Later on, feeling rather discontented at Florence and prompted by his love and enthusiasm for painting, he determined to go to Rome in order to perfect his work and – as he succeeded in doing – make himself superior to all other painters. In Rome he became very famous, and he decorated a chapel for Cardinal San Clemente, in the church of San Clemente, painting in fresco the Passion of Our Lord, showing the crucified thieves and scenes of the martyrdom of St Catherine. He also painted a number of panel pictures in tempera, which were all either lost or destroyed during the troubles at Rome. He did another painting in the church of Santa Maria Maggiore, in a little chapel near the sacristy: it shows four saints, so skilfully painted that they look as though they are in relief, with Our Lady of the Snow1 in the middle, and a portrait from life of Pope Martin, who is marking the foundations of the church with a hoe and near to whom stands the Emperor Sigismund II. One day after Michelangelo and I had been studying this work he praised it very highly and remarked that those men had been contemporaries of Masaccio.

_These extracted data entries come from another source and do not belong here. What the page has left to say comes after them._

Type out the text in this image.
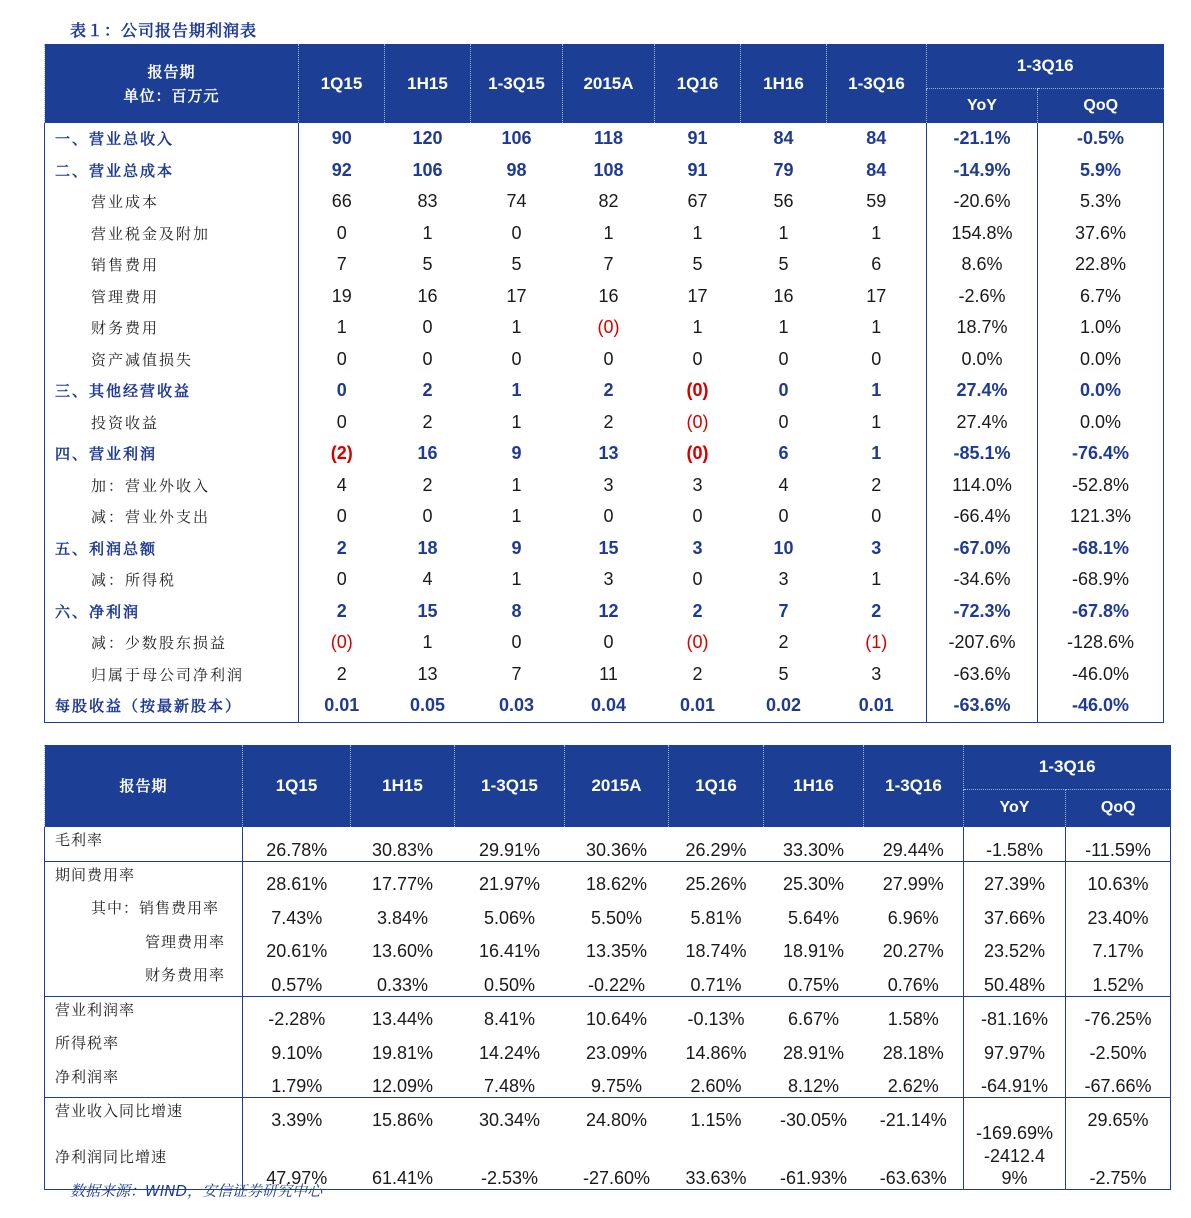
表１：公司报告期利润表
报告期
单位：百万元	1Q15	1H15	1-3Q15	2015A	1Q16	1H16	1-3Q16	1-3Q16	
								YoY	QoQ
一、营业总收入	90	120	106	118	91	84	84	-21.1%	-0.5%
二、营业总成本	92	106	98	108	91	79	84	-14.9%	5.9%
营业成本	66	83	74	82	67	56	59	-20.6%	5.3%
营业税金及附加	0	1	0	1	1	1	1	154.8%	37.6%
销售费用	7	5	5	7	5	5	6	8.6%	22.8%
管理费用	19	16	17	16	17	16	17	-2.6%	6.7%
财务费用	1	0	1	(0)	1	1	1	18.7%	1.0%
资产减值损失	0	0	0	0	0	0	0	0.0%	0.0%
三、其他经营收益	0	2	1	2	(0)	0	1	27.4%	0.0%
投资收益	0	2	1	2	(0)	0	1	27.4%	0.0%
四、营业利润	(2)	16	9	13	(0)	6	1	-85.1%	-76.4%
加：营业外收入	4	2	1	3	3	4	2	114.0%	-52.8%
减：营业外支出	0	0	1	0	0	0	0	-66.4%	121.3%
五、利润总额	2	18	9	15	3	10	3	-67.0%	-68.1%
减：所得税	0	4	1	3	0	3	1	-34.6%	-68.9%
六、净利润	2	15	8	12	2	7	2	-72.3%	-67.8%
减：少数股东损益	(0)	1	0	0	(0)	2	(1)	-207.6%	-128.6%
归属于母公司净利润	2	13	7	11	2	5	3	-63.6%	-46.0%
每股收益（按最新股本）	0.01	0.05	0.03	0.04	0.01	0.02	0.01	-63.6%	-46.0%
报告期	1Q15	1H15	1-3Q15	2015A	1Q16	1H16	1-3Q16	1-3Q16	
								YoY	QoQ
毛利率	26.78%	30.83%	29.91%	30.36%	26.29%	33.30%	29.44%	-1.58%	-11.59%
期间费用率	28.61%	17.77%	21.97%	18.62%	25.26%	25.30%	27.99%	27.39%	10.63%
其中：销售费用率	7.43%	3.84%	5.06%	5.50%	5.81%	5.64%	6.96%	37.66%	23.40%
管理费用率	20.61%	13.60%	16.41%	13.35%	18.74%	18.91%	20.27%	23.52%	7.17%
财务费用率	0.57%	0.33%	0.50%	-0.22%	0.71%	0.75%	0.76%	50.48%	1.52%
营业利润率	-2.28%	13.44%	8.41%	10.64%	-0.13%	6.67%	1.58%	-81.16%	-76.25%
所得税率	9.10%	19.81%	14.24%	23.09%	14.86%	28.91%	28.18%	97.97%	-2.50%
净利润率	1.79%	12.09%	7.48%	9.75%	2.60%	8.12%	2.62%	-64.91%	-67.66%
营业收入同比增速	3.39%	15.86%	30.34%	24.80%	1.15%	-30.05%	-21.14%	-169.69%	29.65%
净利润同比增速	47.97%	61.41%	-2.53%	-27.60%	33.63%	-61.93%	-63.63%	-2412.49%	-2.75%
数据来源：WIND，安信证券研究中心
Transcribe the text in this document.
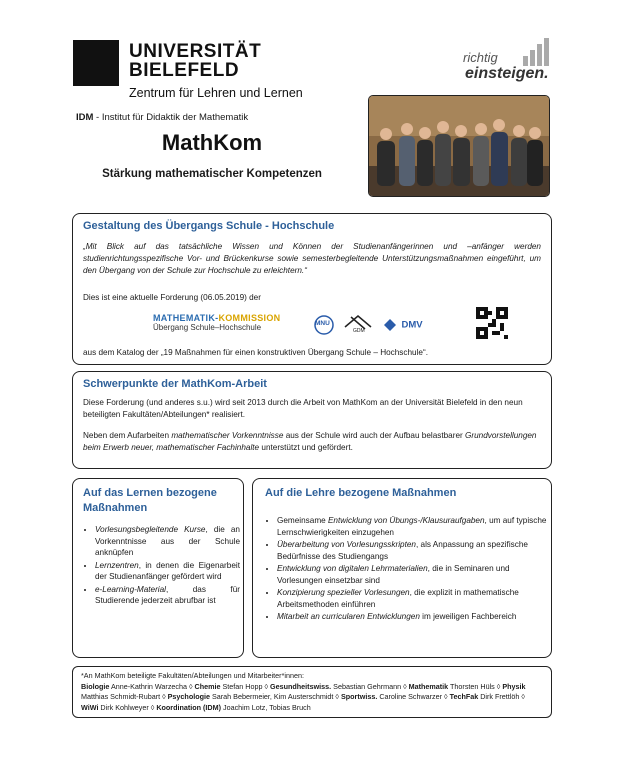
UNIVERSITÄT
BIELEFELD
Zentrum für Lehren und Lernen
richtig
einsteigen.
IDM - Institut für Didaktik der Mathematik
MathKom
Stärkung mathematischer Kompetenzen
Gestaltung des Übergangs Schule - Hochschule
„Mit Blick auf das tatsächliche Wissen und Können der Studienanfängerinnen und –anfänger werden studienrichtungsspezifische Vor- und Brückenkurse sowie semesterbegleitende Unterstützungsmaßnahmen eingeführt, um den Übergang von der Schule zur Hochschule zu erleichtern.“
Dies ist eine aktuelle Forderung (06.05.2019) der
MATHEMATIK-KOMMISSION
Übergang Schule–Hochschule	MNU
GDM
DMV
aus dem Katalog der „19 Maßnahmen für einen konstruktiven Übergang Schule – Hochschule“.
Schwerpunkte der MathKom-Arbeit
Diese Forderung (und anderes s.u.) wird seit 2013 durch die Arbeit von MathKom an der Universität Bielefeld in den neun beteiligten Fakultäten/Abteilungen* realisiert.
Neben dem Aufarbeiten mathematischer Vorkenntnisse aus der Schule wird auch der Aufbau belastbarer Grundvorstellungen beim Erwerb neuer, mathematischer Fachinhalte unterstützt und gefördert.
Auf das Lernen bezogene
Maßnahmen
• Vorlesungsbegleitende Kurse, die an Vorkenntnisse aus der Schule anknüpfen
• Lernzentren, in denen die Eigenarbeit der Studienanfänger gefördert wird
• e-Learning-Material, das für Studierende jederzeit abrufbar ist
Auf die Lehre bezogene Maßnahmen
• Gemeinsame Entwicklung von Übungs-/Klausuraufgaben, um auf typische Lernschwierigkeiten einzugehen
• Überarbeitung von Vorlesungsskripten, als Anpassung an spezifische Bedürfnisse des Studiengangs
• Entwicklung von digitalen Lehrmaterialien, die in Seminaren und Vorlesungen einsetzbar sind
• Konzipierung spezieller Vorlesungen, die explizit in mathematische Arbeitsmethoden einführen
• Mitarbeit an curricularen Entwicklungen im jeweiligen Fachbereich
*An MathKom beteiligte Fakultäten/Abteilungen und Mitarbeiter*innen:
Biologie Anne-Kathrin Warzecha ◊ Chemie Stefan Hopp ◊ Gesundheitswiss. Sebastian Gehrmann ◊ Mathematik Thorsten Hüls ◊ Physik Matthias Schmidt-Rubart ◊ Psychologie Sarah Bebermeier, Kim Austerschmidt ◊ Sportwiss. Caroline Schwarzer ◊ TechFak Dirk Frettlöh ◊ WiWi Dirk Kohlweyer ◊ Koordination (IDM) Joachim Lotz, Tobias Bruch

Pisanello and Gentile da Fabriano shared with Masaccio some of the work they
were doing on the walls of the church of San Giovanni for Pope Martin; but then he heard that Cosimo de’ Medici (whose support and favour he enjoyed) had been recalled from exile, and so he returned to Florence where he was commissioned to decorate the Brancacci Chapel of the Carmine, because of the death of Masolino da Panicale. Before he began this work, to show the progress he had made as a painter Masaccio painted the St Paul which is neat the bell-ropes. And he certainly excelled himself in this picture, where one can see in the head of the saint (which is a portrait from life of Bartolo di Angiolino Angiolini) so awe-inspiring an expression that the figure needs only speech to be alive. Anyone knowing nothing of St Paul has only to look at this painting to understand his greatness as a citizen of Rome and his saintly force of will, utterly dedicated to the propagation of the faith. In the same painting Masaccio showed his knowledge of the technique of foreshortening figures from below in a way that was truly marvellous, as may be seen today from his successful rendering of the feet of the Apostle, in contrast to the crude style of earlier times which, as I said a little while earlier, depicted every figure as if it were standing on tiptoe. This style persisted uncorrected until Masaccio’s time, and before anyone else he alone brought painting to the excellence we know today.